Chapter Five presents concise summary statements of conservative policy priorities and key reforms to accomplish them. This chapter deals with policy issues as far-reaching as improving transparency and accountability in the federal government, restoring federalism, reducing the Federal Reserve’s discretion in monetary policy, eliminating trade barriers, and ensuring that America’s vital infrastructure needs are met, among many others.

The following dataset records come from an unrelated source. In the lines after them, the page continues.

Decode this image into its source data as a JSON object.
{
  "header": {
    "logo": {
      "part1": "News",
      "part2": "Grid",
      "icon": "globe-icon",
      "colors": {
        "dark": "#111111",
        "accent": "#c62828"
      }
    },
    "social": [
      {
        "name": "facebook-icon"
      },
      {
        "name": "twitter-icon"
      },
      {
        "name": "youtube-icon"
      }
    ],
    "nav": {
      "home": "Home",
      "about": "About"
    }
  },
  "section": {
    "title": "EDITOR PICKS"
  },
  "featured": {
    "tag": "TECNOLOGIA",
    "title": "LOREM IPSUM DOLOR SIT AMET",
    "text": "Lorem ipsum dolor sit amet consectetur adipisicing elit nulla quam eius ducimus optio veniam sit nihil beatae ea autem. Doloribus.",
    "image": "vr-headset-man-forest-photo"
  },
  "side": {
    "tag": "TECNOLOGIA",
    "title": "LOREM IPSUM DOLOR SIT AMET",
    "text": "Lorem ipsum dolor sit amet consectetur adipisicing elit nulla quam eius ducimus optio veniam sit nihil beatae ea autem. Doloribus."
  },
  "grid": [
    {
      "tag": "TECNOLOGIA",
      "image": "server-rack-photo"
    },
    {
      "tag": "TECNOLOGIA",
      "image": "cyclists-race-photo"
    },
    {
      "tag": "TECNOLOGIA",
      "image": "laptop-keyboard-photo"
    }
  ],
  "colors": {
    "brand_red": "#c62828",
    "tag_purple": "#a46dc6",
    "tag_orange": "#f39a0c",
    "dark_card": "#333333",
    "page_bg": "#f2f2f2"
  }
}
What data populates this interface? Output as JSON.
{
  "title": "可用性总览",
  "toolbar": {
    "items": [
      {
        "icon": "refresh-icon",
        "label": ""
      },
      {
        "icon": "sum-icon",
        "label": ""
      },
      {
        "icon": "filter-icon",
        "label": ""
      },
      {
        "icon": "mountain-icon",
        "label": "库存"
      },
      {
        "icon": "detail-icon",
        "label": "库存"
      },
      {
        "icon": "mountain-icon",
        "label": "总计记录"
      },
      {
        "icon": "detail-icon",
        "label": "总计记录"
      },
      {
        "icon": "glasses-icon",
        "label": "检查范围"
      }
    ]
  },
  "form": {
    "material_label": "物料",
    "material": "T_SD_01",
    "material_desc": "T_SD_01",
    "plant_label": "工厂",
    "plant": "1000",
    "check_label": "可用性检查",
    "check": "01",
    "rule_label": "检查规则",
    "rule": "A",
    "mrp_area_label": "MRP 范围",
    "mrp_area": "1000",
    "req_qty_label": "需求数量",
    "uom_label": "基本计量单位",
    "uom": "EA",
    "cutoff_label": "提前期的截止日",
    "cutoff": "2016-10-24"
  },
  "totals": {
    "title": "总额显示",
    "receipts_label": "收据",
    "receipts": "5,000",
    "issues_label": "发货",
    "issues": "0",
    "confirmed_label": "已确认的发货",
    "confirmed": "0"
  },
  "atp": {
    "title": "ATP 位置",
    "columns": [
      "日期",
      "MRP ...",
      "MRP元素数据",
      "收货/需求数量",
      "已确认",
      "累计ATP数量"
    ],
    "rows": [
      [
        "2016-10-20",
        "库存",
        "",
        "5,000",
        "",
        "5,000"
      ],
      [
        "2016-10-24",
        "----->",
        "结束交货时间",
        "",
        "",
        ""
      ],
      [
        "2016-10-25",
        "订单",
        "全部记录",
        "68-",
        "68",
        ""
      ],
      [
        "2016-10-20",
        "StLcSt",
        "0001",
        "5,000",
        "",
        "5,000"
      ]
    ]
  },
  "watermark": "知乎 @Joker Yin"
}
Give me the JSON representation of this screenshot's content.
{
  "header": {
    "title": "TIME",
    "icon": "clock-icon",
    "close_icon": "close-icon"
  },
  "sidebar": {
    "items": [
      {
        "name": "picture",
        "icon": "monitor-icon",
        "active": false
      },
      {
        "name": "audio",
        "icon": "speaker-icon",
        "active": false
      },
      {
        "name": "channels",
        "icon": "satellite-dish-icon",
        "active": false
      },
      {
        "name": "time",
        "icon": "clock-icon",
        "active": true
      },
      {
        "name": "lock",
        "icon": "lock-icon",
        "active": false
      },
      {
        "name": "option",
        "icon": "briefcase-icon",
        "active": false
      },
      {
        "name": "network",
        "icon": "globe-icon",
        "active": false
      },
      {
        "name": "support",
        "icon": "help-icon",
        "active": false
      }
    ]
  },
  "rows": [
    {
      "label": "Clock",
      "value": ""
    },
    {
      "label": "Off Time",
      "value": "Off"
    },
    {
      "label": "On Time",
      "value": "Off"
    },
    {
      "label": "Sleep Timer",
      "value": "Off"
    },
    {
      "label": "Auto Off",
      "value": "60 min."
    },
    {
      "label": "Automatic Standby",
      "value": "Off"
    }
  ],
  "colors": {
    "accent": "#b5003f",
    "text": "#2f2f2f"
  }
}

Chapter Six offers specific discretionary, mandatory, and one-time savings proposals that range from programmatic spending reductions, to recommending the elimination of various activities that are better suited for the private sector and state and local levels of government, to privatizing certain federal assets. The chapter is organized by appropriations subcommittees because that is how Congress organizes itself.

Congress should follow the law and pursue a budget resolution in FY 2020, including reconciliation instructions that pave the way to balance, with reforms that enhance freedom and opportunity, strengthen national defense, and allow civil society to flourish. We hope Congress will find the Blueprint for Balance to be an essential guide in accomplishing this task, and we hope the American people will find the Blueprint to be equally essential in helping them to hold their elected officials accountable for their action (or lack of action) to correct the nation’s currently unsustainable fiscal course.

Endnotes

  1. Constitution of the United States, Article I, Section 9.